Regulation Number and Section

§ 866.3920 Assayed quality control material for clinical microbiology assays.

(a)
Identification. An assayed quality control material for clinical microbiology assays is a device indicated for use in a test system to estimate test precision or to detect systematic analytical deviations that may arise from reagent or analytical instrument variation. This type of device consists of single or multiple microbiological analytes intended for use with either qualitative or quantitative assays.(b)
Classification. Class II (special controls). The special controls for this device are:(1) Premarket notification submissions must include detailed device description documentation and information concerning the composition of the quality control material, including, as appropriate:
(i) Analyte concentration;
(ii) Expected values;
(iii) Analyte source;
(iv) Base matrix;
(v) Added components;
(vi) Safety and handling information; and
(vii) Detailed instructions for use.
(2) Premarket notification submissions must include detailed documentation, including line data as well as detailed study protocols and a statistical analysis plan used to establish performance, including:
(i) Description of the process for value assignment and validation.
(ii) Description of the protocol(s) used to establish stability.
(iii) Line data establishing precision/reproducibility.
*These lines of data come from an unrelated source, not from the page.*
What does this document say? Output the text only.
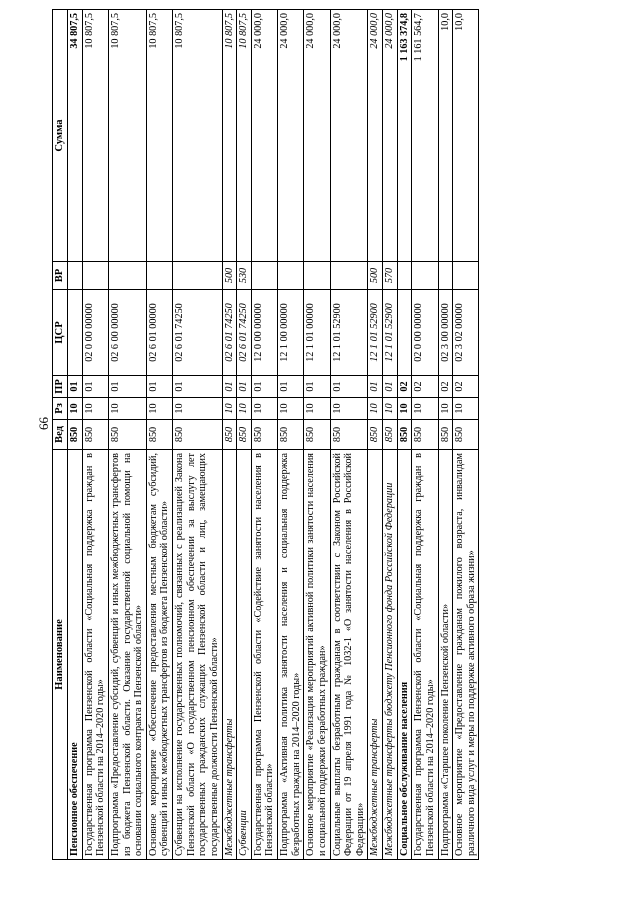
66
Наименование	Вед	Рз	ПР	ЦСР	ВР	Сумма
Пенсионное обеспечение	850	10	01			34 807,5
Государственная программа Пензенской области «Социальная поддержка граждан в Пензенской области на 2014–2020 годы»	850	10	01	02 0 00 00000		10 807,5
Подпрограмма «Предоставление субсидий, субвенций и иных межбюджетных трансфертов из бюджета Пензенской области. Оказание государственной социальной помощи на основании социального контракта в Пензенской области»	850	10	01	02 6 00 00000		10 807,5
Основное мероприятие «Обеспечение предоставления местным бюджетам субсидий, субвенций и иных межбюджетных трансфертов из бюджета Пензенской области»	850	10	01	02 6 01 00000		10 807,5
Субвенции на исполнение государственных полномочий, связанных с реализацией Закона Пензенской области «О государственном пенсионном обеспечении за выслугу лет государственных гражданских служащих Пензенской области и лиц, замещающих государственные должности Пензенской области»	850	10	01	02 6 01 74250		10 807,5
Межбюджетные трансферты	850	10	01	02 6 01 74250	500	10 807,5
Субвенции	850	10	01	02 6 01 74250	530	10 807,5
Государственная программа Пензенской области «Содействие занятости населения в Пензенской области»	850	10	01	12 0 00 00000		24 000,0
Подпрограмма «Активная политика занятости населения и социальная поддержка безработных граждан на 2014–2020 годы»	850	10	01	12 1 00 00000		24 000,0
Основное мероприятие «Реализация мероприятий активной политики занятости населения и социальной поддержки безработных граждан»	850	10	01	12 1 01 00000		24 000,0
Социальные выплаты безработным гражданам в соответствии с Законом Российской Федерации от 19 апреля 1991 года № 1032-1 «О занятости населения в Российской Федерации»	850	10	01	12 1 01 52900		24 000,0
Межбюджетные трансферты	850	10	01	12 1 01 52900	500	24 000,0
Межбюджетные трансферты бюджету Пенсионного фонда Российской Федерации	850	10	01	12 1 01 52900	570	24 000,0
Социальное обслуживание населения	850	10	02			1 163 374,8
Государственная программа Пензенской области «Социальная поддержка граждан в Пензенской области на 2014–2020 годы»	850	10	02	02 0 00 00000		1 161 564,7
Подпрограмма «Старшее поколение Пензенской области»	850	10	02	02 3 00 00000		10,0
Основное мероприятие «Предоставление гражданам пожилого возраста, инвалидам различного вида услуг и меры по поддержке активного образа жизни»	850	10	02	02 3 02 00000		10,0
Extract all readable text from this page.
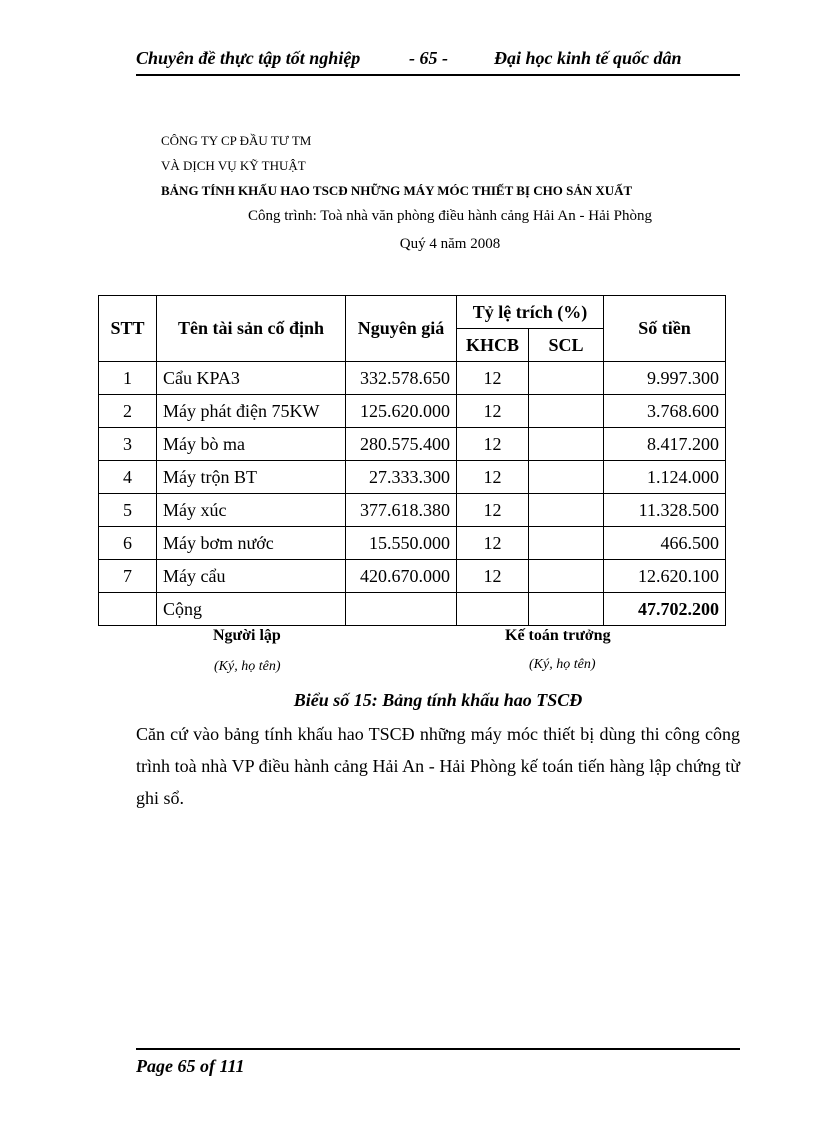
Chuyên đề thực tập tốt nghiệp	- 65 -	Đại học kinh tế quốc dân
CÔNG TY CP ĐẦU TƯ TM
VÀ DỊCH VỤ KỸ THUẬT
BẢNG TÍNH KHẤU HAO TSCĐ NHỮNG MÁY MÓC THIẾT BỊ CHO SẢN XUẤT
Công trình: Toà nhà văn phòng điều hành cảng Hải An - Hải Phòng
Quý 4 năm 2008
STT	Tên tài sản cố định	Nguyên giá	Tỷ lệ trích (%)		Số tiền
			KHCB	SCL	
1	Cẩu KPA3	332.578.650	12		9.997.300
2	Máy phát điện 75KW	125.620.000	12		3.768.600
3	Máy bò ma	280.575.400	12		8.417.200
4	Máy trộn BT	27.333.300	12		1.124.000
5	Máy xúc	377.618.380	12		11.328.500
6	Máy bơm nước	15.550.000	12		466.500
7	Máy cẩu	420.670.000	12		12.620.100
	Cộng				47.702.200
Người lập	Kế toán trưởng
(Ký, họ tên)	(Ký, họ tên)
Biểu số 15: Bảng tính khấu hao TSCĐ
Căn cứ vào bảng tính khấu hao TSCĐ những máy móc thiết bị dùng thi công công trình toà nhà VP điều hành cảng Hải An - Hải Phòng kế toán tiến hàng lập chứng từ ghi sổ.
Page 65 of 111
(iv) Where applicable, assessment of matrix effects and any significant differences between the quality control material and typical patient samples in terms of conditions known to cause analytical error or affect assay performance.
(v) Where applicable, identify or define traceability or relationship to a domestic or international standard reference material and/or method.
(vi) Where applicable, detailed documentation related to studies for surrogate controls.
(3) Premarket notification submissions must include an adequate mitigation (e.g., real-time stability program) to the risk of false results due to potential modifications to the assays specified in the device's 21 CFR 809.10 compliant labeling.
(4) Your 21 CFR 809.10 compliant labeling must include the following:
(i) The intended use of your 21 CFR 809.10(a)(2) and (b)(2) compliant labeling must include the following:
(A) Assayed control material analyte(s);
(B) Whether the material is intended for quantitative or qualitative assays;
(C) Stating if the material is a surrogate control; and
(D) The system(s), instrument(s), or test(s) for which the quality control material is intended.
(ii) The intended use in your 21 CFR 809.10(a)(2) and (b)(2) compliant labeling must include the following statement: “This product is not intended to replace manufacturer controls provided with the device.”
(iii) A limiting statement that reads “Quality control materials should be used in accordance with local, state, federal regulations, and accreditation requirements.”